CHARLESTON, W.Va. -- Much has been written of late about campaign finance. Just as we all got tired of negative ads, the latest blasphemy is even worse.

No one runs for office wanting to self-fund any portion of their campaign. However, when you enter the arena you quickly realize that many of the tactics used by the entrenched political elite in our state make it exceedingly difficult for a challenger to compete. From pulled permits, to tax audits, to investigations, to state contracts being pulled - we have heard it all. In a free society, we should not allow threats, incumbent-self-protection techniques, and machine politics to discourage fresh faces with bold new ideas from entering the political process. When a candidate self-finances, it is merely an attempt to counteract the natural, and frequently inappropriate advantages of incumbency. Ultimately, our elected officials work for the people of the state and should not be beholden to wealthy special interests and the politically well connected. Our founding fathers envisioned good people of high moral character serving in public office. They must be rolling over in their graves to see how difficult it is for non-incumbents to compete in today's political environment!

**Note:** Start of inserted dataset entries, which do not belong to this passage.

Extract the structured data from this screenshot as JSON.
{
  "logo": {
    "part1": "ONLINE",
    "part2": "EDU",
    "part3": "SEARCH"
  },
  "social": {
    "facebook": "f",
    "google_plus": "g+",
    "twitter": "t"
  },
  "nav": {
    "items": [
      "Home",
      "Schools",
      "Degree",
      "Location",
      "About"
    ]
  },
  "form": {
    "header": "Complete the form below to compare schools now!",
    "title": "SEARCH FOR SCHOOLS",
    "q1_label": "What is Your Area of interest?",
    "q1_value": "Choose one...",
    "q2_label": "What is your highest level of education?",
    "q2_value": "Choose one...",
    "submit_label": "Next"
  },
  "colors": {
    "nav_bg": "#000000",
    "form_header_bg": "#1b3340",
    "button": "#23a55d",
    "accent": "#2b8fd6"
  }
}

Another factor which needs to be addressed is the proliferation of outside groups and obscure organizations. Lately they have gained dramatic influence. It should be easier for candidates to promote their own message and not rely on third parties of narrow special interest. One way this could be accomplished is by raising individual contribution limits. Wouldn't West Virginians prefer a system where voters hear more from candidates instead of third parties who aren't subject to campaign finance limits? 

Too many of our native sons and daughters have to leave the state to find work. Too many children die from abuse and neglect in West Virginia. Over the last year, we lost more jobs than any other state. Workers in West Virginia earn smaller paychecks than anywhere else in the nation. West Virginia was again ranked last for legal fairness and continues to be near the top of the Judicial Hellhole list. Our state deserves better!

While the result of our race was disappointing, we are incredibly proud of what we accomplished in West Virginia against a liberal nationwide tidal wave. We have a new Attorney General, Patrick Morrisey, and a State Supreme Court Justice in Allen Loughry who will both uphold the values of Adams, Jefferson and Washington. The Legislature is filled with many likeminded Mountaineers who ran for no other reason than to help others. For the first time in nearly a century, the House of Delegates is truly a two-party chamber.

Running for governor has been the honor of my life. I have had the opportunity to meet and connect with incredible people, who share the same desire to bring a brighter future to West Virginia for generations to come. Sharon and I made a choice to contribute and improve our state. This choice came with great sacrifice over the course of the last two years, both in time and resources. We cannot imagine any other endeavor that had such a profound effect on so many.
West Virginia is an incredible place to call home and I am proud to be a Mountaineer. It is worth fighting for and I ask you to continue with me in that fight. Let's take a serious look at election and ethics reforms, before it's too late. We desperately need to attract more good people to seek public office.

Maloney is the principal of Cow Run Energy LLC and Drill Leader LLC. He is a founder of many successful West Virginia companies including North American Drillers, Inc. He used his expertise to rescue 33 Chilean miners in 2010 and was the Republican candidate for governor of West Virginia in both 2011 and 2012.